Tuesday, 28 October 2014


It’s a straight fight between the two

IN the end it’s going to come down to what no one wants to admit. The retention of in-patient hospital beds for the Axe Valley is a straight fight between Axminster and Seaton hospitals.

No one wishes to pitch town against town for health services – but that’s the bottom line here as those running clinical services in East Devon grapple with an ever-increasing demand and £14 million overspend.

Both hospitals are rightly highly regarded. But any hopes that both could retain in-patient beds were well and truly sunk at last week’s public meeting organised as part of the consultation process by the NHS’s Northern, Eastern and Western Devon Clinical Commissioning Group, known as the NEW CCG (they love acronyms in the NHS).

As expected, there was another full house in Axminster Guildhall, packed with people concerned about the future of their hospital. The big fear is that if the beds in Axminster go, it will only be a matter of time before the X-ray unit and other facilities disappear and the hospital will be closed.

Although this meeting was organised by the NEW CCG, it was the League of Friends of Axminster Hospital which made sure the maximum number of local people could hear the arguments for and against by relaying the proceedings via the wonders of technology to the nearby Minster Church where a further 80 people listened and watched the speakers in action, breaking out in polite applause from time to time.

Ah, if only so many turned up on a Sunday morning, church officials must have been thinking.

The NEW CCG panel handled two hours of intense questioning well but rarely wavered from their preference for the beds to be retained at Seaton.
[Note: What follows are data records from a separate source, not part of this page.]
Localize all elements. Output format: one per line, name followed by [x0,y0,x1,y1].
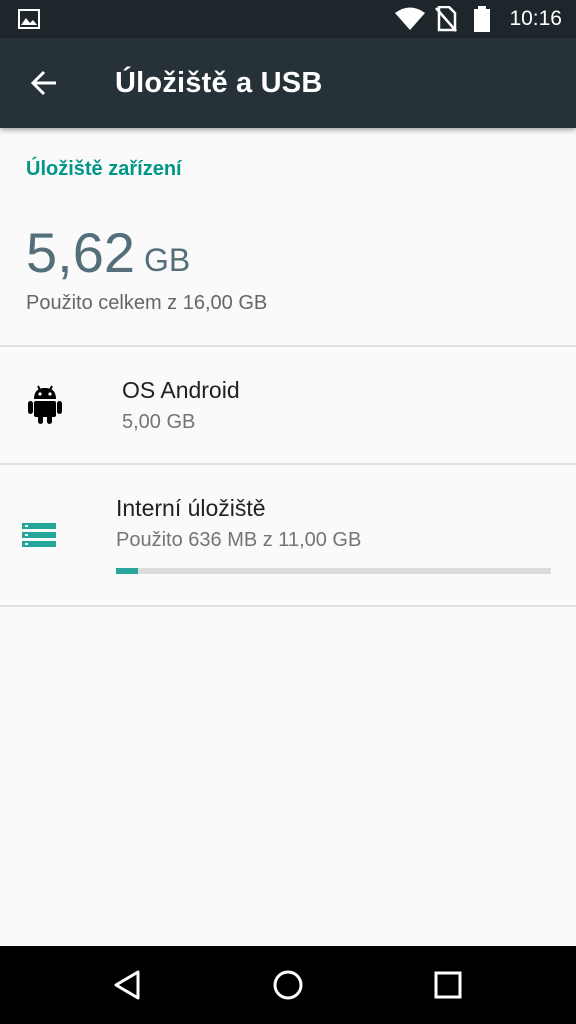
storage-icon [22,523,56,547]
gallery-icon [18,9,40,29]
used-caption: Použito celkem z 16,00 GB [26,292,268,314]
back-button[interactable] [18,59,70,107]
storage-progress-fill [116,568,138,574]
list-item-subtitle: Použito 636 MB z 11,00 GB [116,529,362,551]
list-item-os-android[interactable]: OS Android 5,00 GB [0,347,576,463]
list-item-title: Interní úložiště [116,495,266,521]
no-sim-icon [435,6,457,32]
list-item-title: OS Android [122,377,240,403]
status-bar: 10:16 [0,0,576,38]
navigation-bar [0,946,576,1024]
storage-progress-bar [116,568,551,574]
back-triangle-icon [114,970,140,1000]
list-item-internal-storage[interactable]: Interní úložiště Použito 636 MB z 11,00 … [0,465,576,606]
nav-recents-button[interactable] [418,960,478,1010]
arrow-back-icon [30,70,56,96]
status-clock: 10:16 [509,7,562,30]
nav-back-button[interactable] [98,960,158,1010]
home-circle-icon [273,970,303,1000]
storage-summary: 5,62 GB Použito celkem z 16,00 GB [0,200,576,346]
page-title: Úložiště a USB [115,67,323,99]
app-bar: Úložiště a USB [0,38,576,128]
section-header-device-storage: Úložiště zařízení [26,158,182,180]
nav-home-button[interactable] [258,960,318,1010]
divider [0,605,576,607]
list-item-subtitle: 5,00 GB [122,411,196,433]
used-value: 5,62 [26,221,135,284]
android-icon [28,385,62,424]
used-unit: GB [144,242,191,278]
battery-icon [474,6,490,32]
wifi-icon [395,7,425,30]
recents-square-icon [434,971,462,999]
Ottery St Mary doctor Simon Kerr, I thought, was star of the show, honest and pragmatic at all times.

The more difficult questions fell to Sidmouth doctor Mike Slott, whose brusque manner irritated a few in the audience, but, in usual GP fashion, he did not mince his words, making it clear that “things had to change”. And so they will.

The finance bod, playing a purely supportive role, looked like a man who was struggling with a £14.6 million deficit in funding clinical services in East Devon.

In general the audience, to their credit, behaved. Mayor Jeremy Walden said he was convinced it was not a  “done deal” and town, district and county council Andrew Moulding made an impassioned plea for there to be 18 beds retained at both hospitals. That will not happen.

In the end it will come down to where the need is greater – Axminster or Seaton.  The NHS has plumped for Seaton.  Axminster argues that the NHS figures for Axminster are undercooked with no recognition of the town’s wider hinterland and planned expansion, not to mention the number of people from Lyme and Charmouth who use the hospital facilities. 

And there can be no denying that the general medical facilities at Axminster Hospital are far superior to those at Seaton.

The meeting was well chaired by Steve Holt, treasurer of the LoF (now I’m at it) who finished proceedings by presenting a well thought out rebuttal report counteracting the argument for Seaton.  The panel agreed to reconsider their figurework. We can only hope the mayor is right – that it is not “a done deal”.